As for the HORN_ACT OTL's, they are in completely different routines and under a different program and task. If you scroll up to my post from April 26th, 2013, 05:39 PM you can see where they live. As far as what comes first in the directory tree, I'd say the task that has the OTL's
 
This all demonstrate the problems of lataching on any Horn Alarm output. I had many nights to ponder why anyone would do this while a malfunctioning part in the process casued an irritating earth-rattling 100 dB horn to be latched on repeatedly, forcing the operator to have to drop whatever he was doing and run for the Acknowledge button.

If the alarm had been a simple OTE output, then when the alarm condition goes away after the process has time to stabilize, as happens about 95% of the time, then the horn would simply have went away.

Maybe there are a very few cases when the alarm must be latched on for some reason (to create an alarm record where that is necessary), but in many years of late night troubleshooting involving loud horns, those cases amount to about 1% of the total.

Alarm horn latches are mostly created by people who have never had to live with one.
 
Lancie1,

I hear you man! fortunately though, our so called horn is a much more tolerable warble tone that does not deafen you. Around here, we don't even call it the HORN, we call it the "audible alarm". It's tied to everything... Been that way for years. Besides, the logic that you see has been programmed by a controls outfit that has done all of our controls upgrades. In all honesty, it has not been terrible. Until of course this last go around where CT3 came into the picture and locked out the audible. All programmers are different but all the good ones produce the same good results.
 
Just FYI for next time, you should have received a duplicate destructive bit reference warning message when you perform a verify routine or verify controller within RSLogix5000, at least the version(s) I use.
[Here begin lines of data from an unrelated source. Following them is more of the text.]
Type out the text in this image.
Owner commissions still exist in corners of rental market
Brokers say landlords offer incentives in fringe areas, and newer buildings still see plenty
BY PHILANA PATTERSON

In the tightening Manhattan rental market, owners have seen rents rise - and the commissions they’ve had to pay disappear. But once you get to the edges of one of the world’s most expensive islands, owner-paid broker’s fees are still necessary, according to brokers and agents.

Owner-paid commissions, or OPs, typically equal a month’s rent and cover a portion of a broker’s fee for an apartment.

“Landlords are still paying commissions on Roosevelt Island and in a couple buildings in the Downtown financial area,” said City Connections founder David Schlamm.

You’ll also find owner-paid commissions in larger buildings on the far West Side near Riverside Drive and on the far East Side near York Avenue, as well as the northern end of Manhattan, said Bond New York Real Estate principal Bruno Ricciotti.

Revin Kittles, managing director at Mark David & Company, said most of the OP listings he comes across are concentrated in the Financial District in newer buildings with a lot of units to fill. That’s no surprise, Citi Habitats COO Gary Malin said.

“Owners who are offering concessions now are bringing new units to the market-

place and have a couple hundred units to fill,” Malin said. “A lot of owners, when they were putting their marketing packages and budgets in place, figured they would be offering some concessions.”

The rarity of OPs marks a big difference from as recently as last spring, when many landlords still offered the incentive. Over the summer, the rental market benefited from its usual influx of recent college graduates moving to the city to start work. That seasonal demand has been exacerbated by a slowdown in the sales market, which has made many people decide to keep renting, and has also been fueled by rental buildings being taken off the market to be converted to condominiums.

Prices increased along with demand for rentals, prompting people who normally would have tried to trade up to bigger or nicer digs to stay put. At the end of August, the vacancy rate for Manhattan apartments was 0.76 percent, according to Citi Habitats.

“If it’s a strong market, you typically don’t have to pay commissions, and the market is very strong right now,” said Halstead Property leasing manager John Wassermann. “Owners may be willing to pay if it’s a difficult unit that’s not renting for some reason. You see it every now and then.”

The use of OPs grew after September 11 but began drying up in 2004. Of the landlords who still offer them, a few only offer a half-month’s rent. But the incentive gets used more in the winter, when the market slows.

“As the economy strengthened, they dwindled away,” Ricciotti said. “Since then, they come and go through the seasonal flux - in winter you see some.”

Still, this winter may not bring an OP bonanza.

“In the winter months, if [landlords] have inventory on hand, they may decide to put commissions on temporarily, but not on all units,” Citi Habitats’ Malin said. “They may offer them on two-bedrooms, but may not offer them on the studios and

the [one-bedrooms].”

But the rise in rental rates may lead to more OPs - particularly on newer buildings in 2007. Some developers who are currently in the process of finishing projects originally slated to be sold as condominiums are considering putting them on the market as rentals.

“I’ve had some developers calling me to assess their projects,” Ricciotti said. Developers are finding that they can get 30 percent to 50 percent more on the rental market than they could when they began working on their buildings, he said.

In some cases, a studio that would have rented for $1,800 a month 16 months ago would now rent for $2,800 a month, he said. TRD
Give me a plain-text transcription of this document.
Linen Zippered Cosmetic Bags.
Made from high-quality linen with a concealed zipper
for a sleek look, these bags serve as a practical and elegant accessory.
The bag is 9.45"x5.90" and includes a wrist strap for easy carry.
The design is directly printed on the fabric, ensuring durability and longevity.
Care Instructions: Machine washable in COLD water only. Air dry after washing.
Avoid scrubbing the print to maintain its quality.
This option can be turned off/on in options.
 
Just FYI for next time, you should have received a duplicate destructive bit reference warning message when you perform a verify routine or verify controller within RSLogix5000, at least the version(s) I use. This option can be turned off/on in options.

So right !

Although I rarely use this verification, since it flags up so many instances in a program that performs as designed, it can be hard to see the wood from the trees.

I always rely on the "destructive" cross-reference entries and look for something that shouldn't be there by design.